Yvan Perrin, vice-président de l’UDC suisse.
«Les avis de Nicolas Hayek étaient très écoutés. Il était souvent extrêmement critique mais indéniablement crédible. Je dirais qu’en Suisse il avait la stature d’un Warren Buffett aux Etats-Unis. Il avait toujours un coup d’avance. Il a su anticiper et se préparer. C’est d’ailleurs ce sens de l’anticipation qui est une
des clés de la réussite du Swatch Group. Le canton de Neuchâtel lui doit énormément et je dirais que, dans la situation que nous connaissons, on a besoin d’hommes comme lui. Son hostilité aux dérives du système bancaire est cohérente. Dans le domaine politique, il a toujours eu la position d’un entrepreneur qui se bat pour les emplois, et jamais celui d’un spéculateur. Je n’ai jamais décelé de sympathie particulière pour un parti politique. Je crois qu’il était tout simplement un entrepreneur apolitique.»

Alain Berset, conseiller aux Etats PS/FR.
«Nous avions des contacts réguliers avec lui. En juin de l’année passée, le groupe socialiste est allé en course d’école à Bienne et nous l’avons rencontré. C’était un moment très fort. Il était très vif, avec une analyse politique très fine, très pointue. Il a dénoncé sans relâche les dérives de l’économie et de la finance. Je n’ai pas l’intention de faire de la récupération politique, mais s’il était proche du Parti radical, je dirais que c’était d’un Parti radical à l’ancienne. Nicolas Hayek avait une stature qui lui permettait d’intervenir dans le débat politique avec légitimité. Dans les années 1990, déjà, il a dénoncé la hauteur du franc suisse, qui posait un problème pour les emplois et pour les exportations. Je crois que ses critiques étaient apolitiques, mais, pour nous, il a de fait été un appui très fort dans la critique que nous avons faite depuis trois ans sur les dérives du système bancaire.»

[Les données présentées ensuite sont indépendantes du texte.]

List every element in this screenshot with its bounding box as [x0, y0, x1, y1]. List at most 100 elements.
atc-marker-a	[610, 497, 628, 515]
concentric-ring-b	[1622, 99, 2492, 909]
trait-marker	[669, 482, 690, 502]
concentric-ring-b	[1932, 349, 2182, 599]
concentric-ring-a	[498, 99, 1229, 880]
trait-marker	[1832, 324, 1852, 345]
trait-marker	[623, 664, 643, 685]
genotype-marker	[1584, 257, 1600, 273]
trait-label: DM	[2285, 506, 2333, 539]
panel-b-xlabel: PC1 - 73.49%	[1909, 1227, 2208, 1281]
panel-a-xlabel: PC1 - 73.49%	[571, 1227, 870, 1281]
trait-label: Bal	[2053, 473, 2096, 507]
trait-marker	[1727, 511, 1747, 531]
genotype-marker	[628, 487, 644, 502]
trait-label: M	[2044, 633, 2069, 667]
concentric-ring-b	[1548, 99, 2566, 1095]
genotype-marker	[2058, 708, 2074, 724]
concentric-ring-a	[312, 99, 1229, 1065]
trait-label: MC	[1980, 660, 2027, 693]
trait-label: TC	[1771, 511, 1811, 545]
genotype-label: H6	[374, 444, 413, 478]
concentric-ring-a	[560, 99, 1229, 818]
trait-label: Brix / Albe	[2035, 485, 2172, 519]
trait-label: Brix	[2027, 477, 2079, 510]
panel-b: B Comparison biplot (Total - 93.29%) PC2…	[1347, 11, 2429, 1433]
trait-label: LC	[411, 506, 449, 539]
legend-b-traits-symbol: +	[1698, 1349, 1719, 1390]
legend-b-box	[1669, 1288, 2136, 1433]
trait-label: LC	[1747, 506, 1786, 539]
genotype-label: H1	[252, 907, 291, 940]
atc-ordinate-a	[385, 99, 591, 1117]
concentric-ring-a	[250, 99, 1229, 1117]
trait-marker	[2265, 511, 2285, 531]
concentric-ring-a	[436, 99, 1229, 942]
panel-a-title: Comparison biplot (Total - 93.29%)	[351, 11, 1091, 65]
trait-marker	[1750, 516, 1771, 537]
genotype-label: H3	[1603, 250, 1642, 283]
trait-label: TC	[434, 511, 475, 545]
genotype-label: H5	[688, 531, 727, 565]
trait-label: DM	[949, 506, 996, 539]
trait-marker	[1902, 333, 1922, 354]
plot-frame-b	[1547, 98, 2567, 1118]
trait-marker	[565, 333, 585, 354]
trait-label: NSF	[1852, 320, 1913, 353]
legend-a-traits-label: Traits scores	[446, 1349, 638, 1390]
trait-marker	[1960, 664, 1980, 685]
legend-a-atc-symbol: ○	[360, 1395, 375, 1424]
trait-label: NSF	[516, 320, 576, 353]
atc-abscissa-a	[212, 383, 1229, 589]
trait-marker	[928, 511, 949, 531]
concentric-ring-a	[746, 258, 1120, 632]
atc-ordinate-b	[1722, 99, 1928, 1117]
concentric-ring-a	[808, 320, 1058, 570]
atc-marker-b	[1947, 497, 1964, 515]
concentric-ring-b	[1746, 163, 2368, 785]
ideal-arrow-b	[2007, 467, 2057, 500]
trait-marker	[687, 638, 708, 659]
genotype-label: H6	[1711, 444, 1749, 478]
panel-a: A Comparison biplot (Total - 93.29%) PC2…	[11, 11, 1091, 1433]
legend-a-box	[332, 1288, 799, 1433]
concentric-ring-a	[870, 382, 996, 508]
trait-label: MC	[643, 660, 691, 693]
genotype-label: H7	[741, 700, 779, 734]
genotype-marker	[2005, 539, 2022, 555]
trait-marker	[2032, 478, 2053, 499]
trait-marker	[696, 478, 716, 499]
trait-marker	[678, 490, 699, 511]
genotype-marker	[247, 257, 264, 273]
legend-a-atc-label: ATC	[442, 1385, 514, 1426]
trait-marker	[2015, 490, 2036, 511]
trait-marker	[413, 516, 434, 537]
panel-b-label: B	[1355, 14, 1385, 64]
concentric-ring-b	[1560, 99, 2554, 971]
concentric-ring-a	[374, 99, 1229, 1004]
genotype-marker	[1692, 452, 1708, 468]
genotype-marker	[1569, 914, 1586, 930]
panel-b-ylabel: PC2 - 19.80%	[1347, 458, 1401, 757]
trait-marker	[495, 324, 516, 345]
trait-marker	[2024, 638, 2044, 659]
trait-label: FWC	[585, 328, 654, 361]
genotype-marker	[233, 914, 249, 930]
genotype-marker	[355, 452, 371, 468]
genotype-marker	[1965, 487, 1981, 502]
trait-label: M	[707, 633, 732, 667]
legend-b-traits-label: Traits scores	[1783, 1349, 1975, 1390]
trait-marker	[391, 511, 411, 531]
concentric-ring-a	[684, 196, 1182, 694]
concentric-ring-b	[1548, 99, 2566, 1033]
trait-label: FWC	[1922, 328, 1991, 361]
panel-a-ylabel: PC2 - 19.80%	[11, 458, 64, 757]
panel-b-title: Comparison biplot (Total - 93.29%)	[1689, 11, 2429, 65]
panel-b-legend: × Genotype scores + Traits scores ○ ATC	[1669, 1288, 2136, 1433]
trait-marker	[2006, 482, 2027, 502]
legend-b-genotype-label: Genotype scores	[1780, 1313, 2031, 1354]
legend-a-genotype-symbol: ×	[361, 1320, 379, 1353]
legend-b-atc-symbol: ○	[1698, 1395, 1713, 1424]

Fulvio Pelli, président du PLR.
«C’était un entrepreneur assez extraordinaire de par son courage et son sens de l’innovation. Dans les discussions politiques, ce n’était pas un homme facile, il était très sûr de lui, pas très modeste, mais c’était quelqu’un avec qui il était très intéressant de discuter. Il se disait proche du Parti libéral-radical, et en ce sens, il n’hésitait pas à se montrer très critique et à faire entendre sa voix. Au moment de la crise financière, je suis allé lui rendre visite. Il avait une vision assez critique sur le système bancaire et, pour moi, c’était intéressant d’entendre commenter une réalité politique à partir d’un autre point de vue.»